Despite great progress made in the past, he admits, the country still has more to do to better ensure the safety and security of every Chinese citizen overseas.
The number of overseas visits by Chinese citizens, which stood at only 200,000 in 1978, had increased 100 times to 20.2 million in 2003.
There are also more than 500,000 Chinese laborers and the same number of Chinese students working and studying abroad around the world every year.
Thousands of Chinese people may also be smuggled into other countries and regions as illegal immigrants by human smugglers.
"Frequent personnel exchanges will inevitably incur all kinds of problems," says Luo.
"And it is hard to predict when and where Chinese citizens will meet with trouble."
Hao Shiyuan, director of the Overseas Chinese Study Centre under the Chinese Academy of Social Sciences, says the growing number of risks facing Chinese citizens abroad stems partly from the globalization drive.
As the Chinese economy becomes increasingly integrated with the world economy, it is an inevitable trend that more Chinese people will study, invest, travel, work and live abroad.
"The globalization move has brought both opportunities and risks to Chinese citizens overseas," the researcher says.
On the other hand, he adds, increasing regional conflicts and the spread of terrorism around the world has also greatly worsened the security environment for Chinese citizens overseas.
More work needed
Generally, Chinese face two categories of risks: their legitimate rights can be violated by others or they can harm others' interests through illegal activities.
The risks range from labor disputes, fraud, illegal detention, kidnappings, crime and terrorist attacks.
The complexity and urgency of the problem should prompt the Foreign Ministry and other government bodies to come up with more specific measures to protect Chinese citizens abroad, diplomacy experts say.
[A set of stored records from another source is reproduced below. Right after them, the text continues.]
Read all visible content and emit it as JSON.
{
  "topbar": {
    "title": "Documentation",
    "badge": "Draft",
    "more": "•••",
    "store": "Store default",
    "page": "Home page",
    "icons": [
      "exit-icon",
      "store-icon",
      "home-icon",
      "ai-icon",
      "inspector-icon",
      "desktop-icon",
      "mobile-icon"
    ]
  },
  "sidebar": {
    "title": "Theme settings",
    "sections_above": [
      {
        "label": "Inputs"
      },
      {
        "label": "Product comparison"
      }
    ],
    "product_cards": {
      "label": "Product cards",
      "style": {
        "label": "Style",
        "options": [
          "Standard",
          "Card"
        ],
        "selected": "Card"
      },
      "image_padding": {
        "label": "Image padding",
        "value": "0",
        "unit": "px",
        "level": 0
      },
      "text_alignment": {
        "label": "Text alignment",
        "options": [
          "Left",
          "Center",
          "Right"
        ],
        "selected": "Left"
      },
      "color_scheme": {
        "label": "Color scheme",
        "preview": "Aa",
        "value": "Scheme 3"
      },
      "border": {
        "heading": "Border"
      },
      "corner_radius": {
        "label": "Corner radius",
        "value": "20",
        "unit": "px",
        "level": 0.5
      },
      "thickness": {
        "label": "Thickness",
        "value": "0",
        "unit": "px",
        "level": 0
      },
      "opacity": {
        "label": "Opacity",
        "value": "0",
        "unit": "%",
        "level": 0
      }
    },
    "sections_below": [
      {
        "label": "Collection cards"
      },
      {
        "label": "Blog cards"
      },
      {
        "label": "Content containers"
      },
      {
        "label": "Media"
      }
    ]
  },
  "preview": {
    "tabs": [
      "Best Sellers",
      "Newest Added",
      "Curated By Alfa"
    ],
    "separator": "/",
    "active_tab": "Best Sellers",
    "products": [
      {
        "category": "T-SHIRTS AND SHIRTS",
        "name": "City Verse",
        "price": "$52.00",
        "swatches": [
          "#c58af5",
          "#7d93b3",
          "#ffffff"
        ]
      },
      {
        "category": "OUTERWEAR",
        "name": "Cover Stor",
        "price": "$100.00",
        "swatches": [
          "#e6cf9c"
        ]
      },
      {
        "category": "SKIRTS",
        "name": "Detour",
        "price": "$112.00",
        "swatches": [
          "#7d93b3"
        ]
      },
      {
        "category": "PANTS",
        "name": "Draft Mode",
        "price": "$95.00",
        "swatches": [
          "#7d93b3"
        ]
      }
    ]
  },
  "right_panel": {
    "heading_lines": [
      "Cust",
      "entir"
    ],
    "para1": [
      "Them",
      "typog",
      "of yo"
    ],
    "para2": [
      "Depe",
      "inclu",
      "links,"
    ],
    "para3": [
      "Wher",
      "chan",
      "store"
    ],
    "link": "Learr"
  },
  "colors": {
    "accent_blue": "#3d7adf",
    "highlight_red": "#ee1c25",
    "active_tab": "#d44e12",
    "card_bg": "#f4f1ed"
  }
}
They suggest China learn from developed countries in the West to establish a sound and effective system to minimize risks for Chinese citizens overseas.
Zhang Xuegang, a researcher with the China Institute of Contemporary International Relations, says more preventive measures should be adopted and more preparation made to help Chinese citizens avoid threats to their safety when abroad:
These may include:
Publishing regular travel advisories to advise Chinese citizens to avoid travel to dangerous countries and regions;
Cracking down upon human smuggling and illegal emigration;
Cooperating with the mass media to publicize the harm and risks of illegal emigration and work abroad;
Advising Chinese citizens who stay abroad for a long time to register with Chinese embassies and consulates;
And giving better education and training to Chinese citizens to teach them how to protect themselves by taking advantage of the local laws in the countries where they are staying.